"Everything leads us to believe that there exists a state of mind where life and death, the real and the imaginary, the past and future, the communicable and the incommunicable, high and low, no longer seem contradictory"

–Andre Breton, The Surrealist Manifesto, 1924

The Proper Meaning is a group exhibition that brings together artists from different periods of the 20th century all sharing an interest in the surreal. The exhibition will include paintings, sculptures and drawings.

The notion of the surreal is so pervasive in contemporary culture that it is hard to imagine that the surrealist project is less than 80 years old. Although art history locates the period of High Surrealism between 1924, the year when Andre Breton published The Surrealist Manifesto, and 1940, Surrealism is arguably the most influential art movement of the 20th century, inspiring artists, writers, dramatists, and last but not least, contemporary image-making in the both the media and advertising. In the visual arts, Surrealism, although somewhat upstaged by the radical abstractions of the New York School in the 1940s and 50s, has made a quiet, but persistent comeback starting in the 1960s and has, in recent years, been central to the art-making of many of today's most celebrated artists.

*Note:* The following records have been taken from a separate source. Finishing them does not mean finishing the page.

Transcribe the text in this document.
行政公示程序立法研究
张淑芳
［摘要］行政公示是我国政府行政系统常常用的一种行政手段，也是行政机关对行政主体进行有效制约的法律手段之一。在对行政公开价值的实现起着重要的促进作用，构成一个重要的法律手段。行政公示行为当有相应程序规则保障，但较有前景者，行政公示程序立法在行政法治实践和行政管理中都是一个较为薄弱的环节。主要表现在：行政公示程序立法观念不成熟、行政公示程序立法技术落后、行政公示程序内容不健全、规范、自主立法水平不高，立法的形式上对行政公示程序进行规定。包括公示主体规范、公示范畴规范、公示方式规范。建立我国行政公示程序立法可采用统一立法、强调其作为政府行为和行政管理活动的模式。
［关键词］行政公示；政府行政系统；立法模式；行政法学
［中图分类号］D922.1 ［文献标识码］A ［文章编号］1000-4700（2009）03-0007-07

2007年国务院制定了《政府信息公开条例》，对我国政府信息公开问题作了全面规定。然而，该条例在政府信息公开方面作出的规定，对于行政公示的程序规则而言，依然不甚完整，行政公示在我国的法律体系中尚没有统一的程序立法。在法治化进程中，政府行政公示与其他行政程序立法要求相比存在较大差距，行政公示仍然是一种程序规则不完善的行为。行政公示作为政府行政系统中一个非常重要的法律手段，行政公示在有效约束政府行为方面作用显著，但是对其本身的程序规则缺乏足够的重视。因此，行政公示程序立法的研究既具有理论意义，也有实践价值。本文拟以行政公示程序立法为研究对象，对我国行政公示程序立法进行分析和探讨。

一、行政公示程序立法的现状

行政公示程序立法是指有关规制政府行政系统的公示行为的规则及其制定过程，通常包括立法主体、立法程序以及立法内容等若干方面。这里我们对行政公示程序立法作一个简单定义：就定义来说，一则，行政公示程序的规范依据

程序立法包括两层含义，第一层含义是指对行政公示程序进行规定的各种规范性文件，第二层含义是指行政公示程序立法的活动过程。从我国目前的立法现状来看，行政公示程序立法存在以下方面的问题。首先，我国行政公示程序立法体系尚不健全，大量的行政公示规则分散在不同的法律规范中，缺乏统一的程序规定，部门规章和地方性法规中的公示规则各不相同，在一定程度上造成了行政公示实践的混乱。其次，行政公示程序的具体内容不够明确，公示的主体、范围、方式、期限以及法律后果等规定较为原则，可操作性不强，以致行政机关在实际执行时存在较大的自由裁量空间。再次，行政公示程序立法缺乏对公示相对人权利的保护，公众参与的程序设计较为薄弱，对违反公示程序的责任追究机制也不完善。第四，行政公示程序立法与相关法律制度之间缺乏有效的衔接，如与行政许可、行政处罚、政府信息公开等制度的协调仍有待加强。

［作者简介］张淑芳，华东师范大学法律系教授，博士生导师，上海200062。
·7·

Surrealism would not be possible without Sigmund Freud's work in psychoanalysis, in particular his interpretations of dreams. Through his readings of dream imagery, he opened the door for visual artists to exploit the ambiguity of an object, exploring associations and implications, through irrational juxtapositions, rather than the literal meaning of the thing itself. For the exhibition The Proper Meaning, the gallery has assembled a group of works that both examine the inherent ambiguity of everyday objects, and the link between the unconscious and the real forms of the material world.

Rene Magritte, in his 1928 painting L'invention de la vie (The Invention of Life), gives visual form to the notions of life and death. Using two female figures set in a somber landscape, one shrouded in gray fabric as the other eerily stares out at the viewer, Magritte evokes the very fragility of human life. As it has been noted that the female figure resembles the artist’s mother, who committed suicide when Magritte was a boy, this work may conjure Magritte’s own struggles with the death of his mother.

In Robert Gober's sculptures Disappearing Sink, 1986 and Two Doors, 1989, the domestic landscape is exposed to reveal the ambiguities of everyday household objects and how one's own memories are projected onto inanimate objects. By positioning objects such as doors and sinks out of context and stripping them of their ordinary functions, Gober challenges their familiarity, allowing them to act as a conduit to deeper psychological reservoirs. In a similar manner, a rare sculpture by Vija Celmins, from 1969-70, entitled Pencil is a six-foot long, artist’s pencil. By shifting the scale, a particularly surrealist technique, the ordinariness of a pencil is subverted, and the meaning of the object bizarrely displaced. The artist's very own tool becomes a vehicle for self-portraiture.

In the 1963 sculpture Briques, Marcel Broodthaers crafts familiar objects such as bricks out of foam, stacking them on a wooden shelf complete with a bricklayer's mortar tool. The physical relationship of his objects symbolizes their practical usage, but the strange situational context, void of any recognizable purpose, signals a deeper investigation of the thing itself.

The nightmarish landscape painting Aux Antipodes du Paysage, 1936 by Max Ernst, depicts a sublimely exotic netherworld. The reference to the term "antipodes", which means 'two places that are at opposite sides of the world' or 'diametrically opposed', displays Ernst's life-long interest in the unification of the conscious and unconscious side of the human psyche, a key proponent in the Surrealist Manifesto. Jardin Gobe Avions, 1935, combines irrational juxtapositions of splayed airplane wings and anthropomorphic decorative floral motifs in a stylized desert setting.

The human body, and especially the female body, was a central subject throughout Surrealism. Hans Bellmer's use of the female anatomy in his perverse adolescent doll sculptures of the 1920s and 30s, where naturalistic body parts are reassembled in unnaturalistic forms, reveals many of the Surrealists' libidinal preoccupations with death and eroticism. In the work Doll, 1936 (cast in1965), the female body has been reduced to a dismembered torso with several genital areas, whose only potential function is sexual.

Louise Bourgeois' 1968 work Fillette (Sweeter Version) consists of a phallic object crossed with the textures and colors of a slab of raw meat, suspended from the ceiling. Mixing female and male elements, breasts and penis, the androgynous nature of the work hints to more universal ideas, namely the passive and active, yet complementary, components of the individual. Similarly, Robert Gober’s Untitled, 1990, is a wax torso that is both male and female. Whereas Bourgeois seeks to disclose a symbolic harmony, Gober sets out to disrupt our normal visual associations, skewing our perception of the human body by morphing both sexes.